Political experience
Facing him, Patricia Bullrich will try to bring her political experience into play. Coming from a large Argentine family, of agrarian and eminently political fortune, which included several ministers and mayors of Buenos Aires, the candidate of the Juntos por el Cambio (United for Change) party participated in several governments, under the centrist Fernando de la Rua (1999-2001). She served as Minister of Security under Mauricio Macri (2015-2019), a stint that earned her controversy over her tough handling of protests, and the beginning of a “mano dura” (iron fist) image, qu she does not deny anything.

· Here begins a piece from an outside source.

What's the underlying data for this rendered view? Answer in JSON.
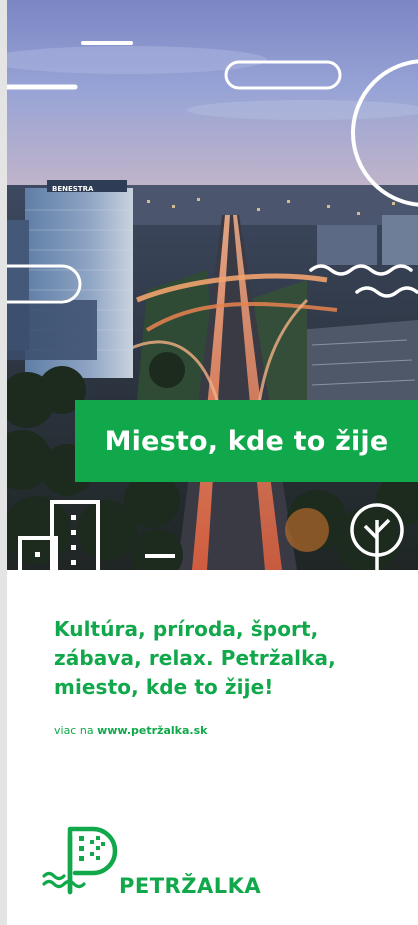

“It’s all or nothing” is the campaign slogan of Ms. Bullrich, who has her sights set on a harsh audit of welfare programs, budget cuts, and the liberalization of exchange controls, at the risk and peril of the peso. And at the same time, put a stop to the recurring social demonstrations in Buenos Aires.
On the left, it may seem amazing that Sergio Massa, the minister of an over-indebted economy, with galloping inflation, could be a credible candidate for the presidency. It is the art of the candidate Frente Renovador (the Renewal Front), 51, an elegant and affable lawyer by training but a full-time politician for twenty-five years, to have traced his furrow between alliances to the point of becoming if not unavoidable, at least the least bad option for an unpopular executive.
Mr. Massa, with centrist DNA, was chief of staff of the Peronist presidency Cristina Kirchner, then presidential candidate in 2015 against these same Peronists, before realizing himself with them in 2019, and being entrusted in 2022 with a “super- ministry” of the economy, as an emergency firefighter at the bedside of an economy in intensive care.